MacKenzie Commercial Real Estate Services, LLC is pleased to release their Second Quarter Office Market Report for the Baltimore Metropolitan Statistical Area which includes the following overview from renowned economist, Anirban Basu, Chairman and CEO of Sage Policy Group.
Through it all, Office Market Momentum Persists
The second quarter was certainly an interesting one for Baltimore. For now, the events of April and May do not appear to have undone office market momentum. After net absorbing fewer than 14,500 square feet of space during the first quarter of 2015, City Center net absorbed 97,878 square feet in the second quarter. City Center’s direct vacancy rate has fallen from 17.2 to 15.6 percent over the past year, while asking rents have expanded from $20.34/sf one year ago to $21.37/sf more recently.
For whatever reason, the economy seems to be driven increasingly by ultra-successful, rapidly expanding firms. This is likely a reflection of the impact of technology and globalization, which permits some firms to generate incredible rates of growth while suppressing the economic prospects of others. Accordingly, more than 100 percent of the net absorption in City Center during the second quarter occurred in Class A+ space, which net absorbed more than 100,000 square feet of space during the second quarter alone. Asking rent for this category of space is now approaching $29.50/sf, up almost precisely $4.00/sf in just one year. By contrast, City Center Class B space is associated with a 28.4 percent vacancy rate and an asking rent that is below its year-ago level.
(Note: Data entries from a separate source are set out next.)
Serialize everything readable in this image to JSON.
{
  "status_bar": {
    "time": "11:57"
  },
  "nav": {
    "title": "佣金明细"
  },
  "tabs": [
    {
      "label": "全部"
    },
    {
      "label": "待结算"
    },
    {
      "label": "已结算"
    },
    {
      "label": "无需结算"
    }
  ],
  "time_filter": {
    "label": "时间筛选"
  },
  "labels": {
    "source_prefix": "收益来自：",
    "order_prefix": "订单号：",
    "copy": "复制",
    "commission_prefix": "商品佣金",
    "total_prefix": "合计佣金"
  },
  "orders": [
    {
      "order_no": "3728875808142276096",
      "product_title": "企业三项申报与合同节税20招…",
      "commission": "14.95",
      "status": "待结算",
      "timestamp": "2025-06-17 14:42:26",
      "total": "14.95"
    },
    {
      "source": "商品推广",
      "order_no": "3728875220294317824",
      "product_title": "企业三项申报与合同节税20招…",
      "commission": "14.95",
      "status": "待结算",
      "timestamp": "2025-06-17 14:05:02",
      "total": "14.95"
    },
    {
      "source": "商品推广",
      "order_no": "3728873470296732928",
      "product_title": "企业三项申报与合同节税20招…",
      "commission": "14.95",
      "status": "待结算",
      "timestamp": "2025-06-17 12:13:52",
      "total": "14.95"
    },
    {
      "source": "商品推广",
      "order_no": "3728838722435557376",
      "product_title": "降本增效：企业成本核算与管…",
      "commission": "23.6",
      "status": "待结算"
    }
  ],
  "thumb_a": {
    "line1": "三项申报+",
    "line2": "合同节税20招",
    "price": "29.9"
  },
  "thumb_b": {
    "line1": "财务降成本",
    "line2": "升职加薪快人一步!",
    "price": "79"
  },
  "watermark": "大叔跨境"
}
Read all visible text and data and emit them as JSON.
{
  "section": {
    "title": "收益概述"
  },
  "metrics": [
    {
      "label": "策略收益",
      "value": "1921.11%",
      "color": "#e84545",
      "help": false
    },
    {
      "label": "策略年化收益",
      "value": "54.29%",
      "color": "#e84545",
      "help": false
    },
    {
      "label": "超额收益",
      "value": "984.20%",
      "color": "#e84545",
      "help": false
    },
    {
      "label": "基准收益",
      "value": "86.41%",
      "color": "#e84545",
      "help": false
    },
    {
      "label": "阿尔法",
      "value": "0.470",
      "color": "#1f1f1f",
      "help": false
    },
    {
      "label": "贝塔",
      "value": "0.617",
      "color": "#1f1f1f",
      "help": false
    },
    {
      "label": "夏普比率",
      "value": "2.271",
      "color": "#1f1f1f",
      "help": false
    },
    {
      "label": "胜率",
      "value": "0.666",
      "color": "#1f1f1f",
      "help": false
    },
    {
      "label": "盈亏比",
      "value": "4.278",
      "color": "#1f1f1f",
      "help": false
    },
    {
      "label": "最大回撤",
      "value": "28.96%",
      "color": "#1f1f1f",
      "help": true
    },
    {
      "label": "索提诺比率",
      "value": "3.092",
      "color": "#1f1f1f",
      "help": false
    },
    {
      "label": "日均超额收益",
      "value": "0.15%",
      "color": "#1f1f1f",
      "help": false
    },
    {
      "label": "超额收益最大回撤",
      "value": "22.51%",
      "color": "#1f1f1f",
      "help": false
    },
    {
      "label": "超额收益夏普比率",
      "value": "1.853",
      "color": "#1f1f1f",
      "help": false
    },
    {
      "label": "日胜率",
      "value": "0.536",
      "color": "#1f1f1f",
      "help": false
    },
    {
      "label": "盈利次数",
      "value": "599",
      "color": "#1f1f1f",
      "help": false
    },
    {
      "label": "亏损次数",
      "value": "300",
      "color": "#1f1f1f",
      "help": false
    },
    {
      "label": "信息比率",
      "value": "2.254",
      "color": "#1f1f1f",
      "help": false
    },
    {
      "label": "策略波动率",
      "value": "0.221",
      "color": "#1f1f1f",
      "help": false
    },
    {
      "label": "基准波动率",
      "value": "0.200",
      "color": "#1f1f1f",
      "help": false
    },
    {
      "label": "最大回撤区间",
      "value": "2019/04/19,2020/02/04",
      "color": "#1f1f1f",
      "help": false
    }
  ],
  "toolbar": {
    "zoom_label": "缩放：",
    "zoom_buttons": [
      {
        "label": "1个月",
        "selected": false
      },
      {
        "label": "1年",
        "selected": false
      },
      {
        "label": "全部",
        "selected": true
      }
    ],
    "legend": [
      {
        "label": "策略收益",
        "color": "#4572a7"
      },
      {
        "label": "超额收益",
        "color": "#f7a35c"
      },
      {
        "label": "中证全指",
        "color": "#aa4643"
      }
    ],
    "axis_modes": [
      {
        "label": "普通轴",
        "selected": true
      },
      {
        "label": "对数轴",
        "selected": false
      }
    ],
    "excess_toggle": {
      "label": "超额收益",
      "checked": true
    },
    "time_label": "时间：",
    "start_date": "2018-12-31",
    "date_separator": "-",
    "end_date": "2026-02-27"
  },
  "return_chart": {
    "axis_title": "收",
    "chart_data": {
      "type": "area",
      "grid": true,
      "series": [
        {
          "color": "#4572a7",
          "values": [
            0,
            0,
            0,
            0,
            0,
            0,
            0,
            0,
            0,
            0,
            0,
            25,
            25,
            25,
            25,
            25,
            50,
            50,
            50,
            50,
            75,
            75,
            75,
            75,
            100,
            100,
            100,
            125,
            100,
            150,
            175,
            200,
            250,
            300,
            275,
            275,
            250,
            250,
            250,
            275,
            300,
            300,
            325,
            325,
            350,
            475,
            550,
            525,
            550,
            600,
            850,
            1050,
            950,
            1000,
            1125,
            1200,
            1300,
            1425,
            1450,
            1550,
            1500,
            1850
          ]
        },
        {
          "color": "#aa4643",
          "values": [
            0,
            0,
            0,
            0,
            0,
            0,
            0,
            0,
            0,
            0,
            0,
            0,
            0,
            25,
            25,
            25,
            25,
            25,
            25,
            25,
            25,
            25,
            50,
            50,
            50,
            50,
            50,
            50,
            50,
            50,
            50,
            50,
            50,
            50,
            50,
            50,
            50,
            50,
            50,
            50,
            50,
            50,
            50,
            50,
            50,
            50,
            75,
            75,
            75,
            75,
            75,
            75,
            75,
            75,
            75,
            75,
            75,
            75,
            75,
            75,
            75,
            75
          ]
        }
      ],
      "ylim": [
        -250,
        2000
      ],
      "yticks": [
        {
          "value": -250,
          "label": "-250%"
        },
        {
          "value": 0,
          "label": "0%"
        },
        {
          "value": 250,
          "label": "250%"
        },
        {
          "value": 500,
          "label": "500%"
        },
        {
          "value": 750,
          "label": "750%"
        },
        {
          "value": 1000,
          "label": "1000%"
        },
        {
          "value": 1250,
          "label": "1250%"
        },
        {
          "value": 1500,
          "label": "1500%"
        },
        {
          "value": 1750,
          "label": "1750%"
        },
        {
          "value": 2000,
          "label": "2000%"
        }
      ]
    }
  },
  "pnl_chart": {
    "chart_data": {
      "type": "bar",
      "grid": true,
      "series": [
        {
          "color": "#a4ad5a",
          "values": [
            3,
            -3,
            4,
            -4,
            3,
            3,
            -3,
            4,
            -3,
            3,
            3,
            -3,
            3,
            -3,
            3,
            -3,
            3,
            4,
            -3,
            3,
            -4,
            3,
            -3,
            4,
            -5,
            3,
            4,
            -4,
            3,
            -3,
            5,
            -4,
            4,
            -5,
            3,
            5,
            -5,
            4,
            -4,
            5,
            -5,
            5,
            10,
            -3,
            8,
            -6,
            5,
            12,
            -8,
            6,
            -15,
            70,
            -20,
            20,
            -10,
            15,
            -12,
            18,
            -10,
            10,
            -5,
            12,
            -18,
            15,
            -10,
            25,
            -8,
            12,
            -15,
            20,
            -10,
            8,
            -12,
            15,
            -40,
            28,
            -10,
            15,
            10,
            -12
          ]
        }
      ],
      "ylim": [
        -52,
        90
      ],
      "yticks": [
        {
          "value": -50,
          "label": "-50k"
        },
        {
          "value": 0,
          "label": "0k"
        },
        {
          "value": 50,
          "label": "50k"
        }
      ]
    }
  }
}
There is also some evidence in the data that the impacts of sequestration are beginning to release their grip on the local economy. Job growth in Maryland has been nothing short of spectacular recently. After several months of soft employment growth, Maryland added 13,500 net new positions in May after adding 16,000 jobs in April. One could have viewed April’s job growth as simply a post-winter event, with jobs returning to construction and other segments of the economy typically impacted by icy weather. The May data, however, strongly suggest that there is something more afoot, and that businesses are beginning to aggressively expand operations in the Free State. Over the past twelve months, Maryland has added 1.8 percent to its job totals, which translates into 46,800 net new jobs. This represents the best year-over-year performance since the period stretching between March 2005 and March 2006 (55,200 jobs; 2.2%). Maryland’s D.C suburbs appear to be coming back to life with the pace of economic recovery accelerating in Baltimore’s suburbs as well.
These dynamics are neatly reflected in Baltimore area office market data. Of all Baltimore metropolitan area submarkets, the best performance in terms of net absorption was in the Southern Metro market. That sub-market net absorbed more than 303,000 square feet during the second quarter. Direct vacancy is now below 11.6 percent. This is the submarket that had been most directly impacted by the onset of sequestration in March 2013.